Early-bird communication is a communication/computation overlap technique that leverages fine-grained communication to improve application run-time. Communication is divided such that each individual thread can initiate transmission of its portion of the data upon completion rather than waiting for a dedicated communication phase. The benefit of early-bird communication depends on the completion timing of the individual threads: On the one hand, if all threads are complete at nearly the same time, the overheads of sending multiple messages will accumulate, leading to performance that is worse than if a single message had been sent. On the other hand, if thread completions are spread out in time, those that complete earlier can send data while others continue working, leading to performance that is better than if a single message had been sent. The challenge is that the completion times are currently unknown and can vary based on application, problem size, system software, and underlying hardware. In this paper, we address this lacuna by measuring and evaluating the potential overlap afforded by early-bird communication for a selection of proxy applications. These measurements help us understand whether a given application could benefit from early-bird communication. We present our technique for gathering this data and evaluate data collected from three proxy applications: MiniFE, MiniMD, and MiniQMC. Each application is run on three systems with distinct CPU architectures and strong scales across three run sizes. To characterize the behavior of these workloads, we study the trends of thread timings at both a macro level, across all threads across all runs of an application, and a micro level, that is, within a single process of a single run. We observe that our tested applications exhibit significantly different thread arrival distributions. The machine used had a significant impact, with the window of potential overlap varying by as much as an order of magnitude.

查看原文本刊更多论文

测量线程时间以评估跨系统和规模的早鸟消息传递的可行性

早鸟通信是一种通信/计算重叠技术，它利用细粒度通信来改进应用程序运行时。
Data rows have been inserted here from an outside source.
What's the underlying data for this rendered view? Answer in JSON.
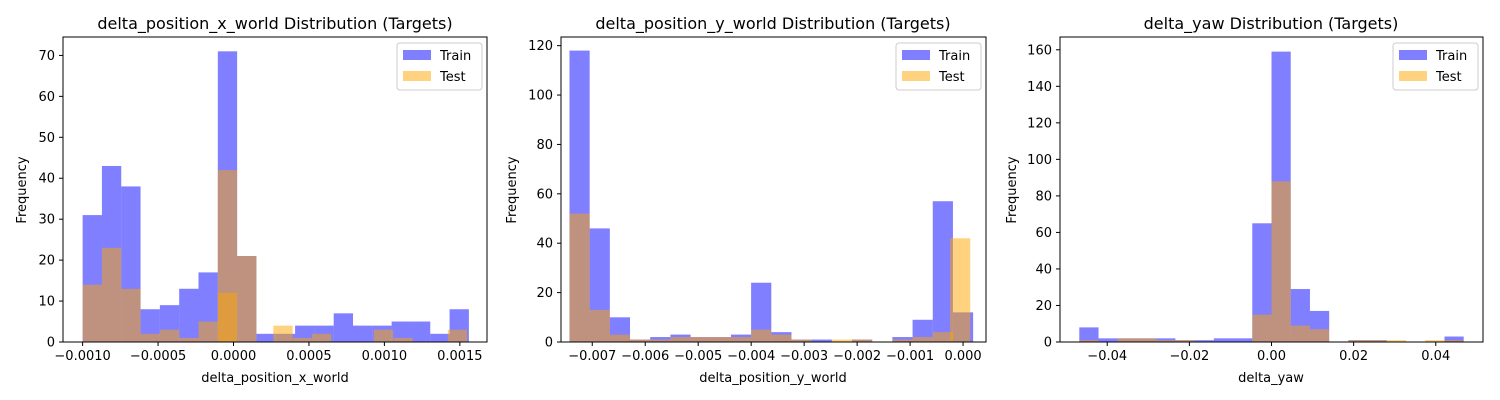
{
  "colors": {
    "train": "#0000ff",
    "test": "#ffa500",
    "axes": "#000000",
    "background": "#ffffff"
  },
  "chart_data": [
    {
      "type": "histogram",
      "title": "delta_position_x_world Distribution (Targets)",
      "xlabel": "delta_position_x_world",
      "ylabel": "Frequency",
      "xlim": [
        -0.00113,
        0.00168
      ],
      "ylim": [
        0,
        74.5
      ],
      "xticks": [
        {
          "value": -0.001,
          "label": "−0.0010"
        },
        {
          "value": -0.0005,
          "label": "−0.0005"
        },
        {
          "value": 0,
          "label": "0.0000"
        },
        {
          "value": 0.0005,
          "label": "0.0005"
        },
        {
          "value": 0.001,
          "label": "0.0010"
        },
        {
          "value": 0.0015,
          "label": "0.0015"
        }
      ],
      "yticks": [
        0,
        10,
        20,
        30,
        40,
        50,
        60,
        70
      ],
      "legend": {
        "position": "top-right",
        "entries": [
          "Train",
          "Test"
        ]
      },
      "series": [
        {
          "name": "Train",
          "bin_start": -0.001,
          "bin_width": 0.000128,
          "values": [
            31,
            43,
            38,
            8,
            9,
            13,
            17,
            71,
            21,
            2,
            2,
            4,
            4,
            7,
            4,
            4,
            5,
            5,
            2,
            8
          ]
        },
        {
          "name": "Test",
          "bin_start": -0.001,
          "bin_width": 0.000128,
          "values": [
            14,
            23,
            13,
            2,
            3,
            1,
            5,
            12,
            21,
            0,
            0,
            0,
            0,
            0,
            0,
            0,
            0,
            0,
            0,
            0
          ],
          "extra_bars": [
            {
              "start": -0.000104,
              "width": 0.000128,
              "value": 42
            },
            {
              "start": 0.000264,
              "width": 0.000128,
              "value": 4
            },
            {
              "start": 0.000392,
              "width": 0.000128,
              "value": 1
            },
            {
              "start": 0.00052,
              "width": 0.000128,
              "value": 2
            },
            {
              "start": 0.00093,
              "width": 0.000128,
              "value": 3
            },
            {
              "start": 0.00106,
              "width": 0.000128,
              "value": 1
            },
            {
              "start": 0.00142,
              "width": 0.000128,
              "value": 3
            }
          ]
        }
      ]
    },
    {
      "type": "histogram",
      "title": "delta_position_y_world Distribution (Targets)",
      "xlabel": "delta_position_y_world",
      "ylabel": "Frequency",
      "xlim": [
        -0.00759,
        0.000433
      ],
      "ylim": [
        0,
        123.5
      ],
      "xticks": [
        {
          "value": -0.007,
          "label": "−0.007"
        },
        {
          "value": -0.006,
          "label": "−0.006"
        },
        {
          "value": -0.005,
          "label": "−0.005"
        },
        {
          "value": -0.004,
          "label": "−0.004"
        },
        {
          "value": -0.003,
          "label": "−0.003"
        },
        {
          "value": -0.002,
          "label": "−0.002"
        },
        {
          "value": -0.001,
          "label": "−0.001"
        },
        {
          "value": 0,
          "label": "0.000"
        }
      ],
      "yticks": [
        0,
        20,
        40,
        60,
        80,
        100,
        120
      ],
      "legend": {
        "position": "top-right",
        "entries": [
          "Train",
          "Test"
        ]
      },
      "series": [
        {
          "name": "Train",
          "bin_start": -0.00743,
          "bin_width": 0.000381,
          "values": [
            118,
            46,
            10,
            1,
            2,
            3,
            2,
            2,
            3,
            24,
            4,
            1,
            1,
            0,
            1,
            0,
            2,
            9,
            57,
            12
          ]
        },
        {
          "name": "Test",
          "bin_start": -0.00743,
          "bin_width": 0.000381,
          "values": [
            52,
            13,
            3,
            1,
            1,
            2,
            2,
            2,
            2,
            5,
            3,
            1,
            0,
            1,
            1,
            0,
            1,
            2,
            4,
            0
          ],
          "extra_bars": [
            {
              "start": -0.000245,
              "width": 0.000381,
              "value": 42
            }
          ]
        }
      ]
    },
    {
      "type": "histogram",
      "title": "delta_yaw Distribution (Targets)",
      "xlabel": "delta_yaw",
      "ylabel": "Frequency",
      "xlim": [
        -0.0515,
        0.0515
      ],
      "ylim": [
        0,
        167
      ],
      "xticks": [
        {
          "value": -0.04,
          "label": "−0.04"
        },
        {
          "value": -0.02,
          "label": "−0.02"
        },
        {
          "value": 0,
          "label": "0.00"
        },
        {
          "value": 0.02,
          "label": "0.02"
        },
        {
          "value": 0.04,
          "label": "0.04"
        }
      ],
      "yticks": [
        0,
        20,
        40,
        60,
        80,
        100,
        120,
        140,
        160
      ],
      "legend": {
        "position": "top-right",
        "entries": [
          "Train",
          "Test"
        ]
      },
      "series": [
        {
          "name": "Train",
          "bin_start": -0.0468,
          "bin_width": 0.00468,
          "values": [
            8,
            2,
            2,
            2,
            2,
            1,
            1,
            2,
            2,
            65,
            159,
            29,
            17,
            0,
            1,
            1,
            0,
            0,
            0,
            3
          ]
        },
        {
          "name": "Test",
          "bin_start": -0.0468,
          "bin_width": 0.00468,
          "values": [
            1,
            0,
            2,
            2,
            1,
            1,
            0,
            0,
            0,
            15,
            88,
            9,
            7,
            0,
            1,
            1,
            1,
            0,
            1,
            1
          ]
        }
      ]
    }
  ]
}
通信被划分为这样，每个单独的线程可以在完成时启动其数据部分的传输，而不是等待专用的通信阶段。早鸟通信的好处取决于各个线程的完成时间：一方面，如果所有线程几乎同时完成，则发送多个消息的开销将累积，导致性能比发送单个消息更差。另一方面，如果线程按时完成，则较早完成的线程可以在其他线程继续工作时发送数据，从而获得比发送单个消息更好的性能。挑战在于完成时间目前是未知的，并且可能根据应用程序、问题大小、系统软件和底层硬件而变化。在本文中，我们通过测量和评估为代理应用程序选择的早鸟通信提供的潜在重叠来解决这一空白。这些测量可以帮助我们了解一个给定的应用程序是否可以从早鸟通信中受益。我们介绍了收集这些数据的技术，并评估了从三个代理应用程序（MiniFE、MiniMD和MiniQMC）收集的数据。每个应用程序都在三个系统上运行，这些系统具有不同的CPU架构，并且可以跨三个运行大小进行强大的扩展。为了描述这些工作负载的行为特征，我们在宏观层面（跨应用程序的所有运行的所有线程）和微观层面（即在单个运行的单个进程内）研究线程计时的趋势。我们观察到，我们测试的应用程序显示出明显不同的线程到达分布。所使用的机器有重大影响，潜在重叠的窗口变化多达一个数量级。

本文章由计算机程序翻译，如有差异，请以英文原文为准。

求助全文

约1分钟内获得全文求助全文

来源期刊

Concurrency and Computation-Practice & Experience 工程技术-计算机：理论方法

CiteScore

5.00

自引率

10.00%

发文量

664

审稿时长

9.6 months

期刊介绍： Concurrency and Computation: Practice and Experience (CCPE) publishes high-quality, original research papers, and authoritative research review papers, in the overlapping fields of: Parallel and distributed computing; High-performance computing; Computational and data science; Artificial intelligence and machine learning; Big data applications, algorithms, and systems; Network science; Ontologies and semantics; Security and privacy; Cloud/edge/fog computing; Green computing; and Quantum computing.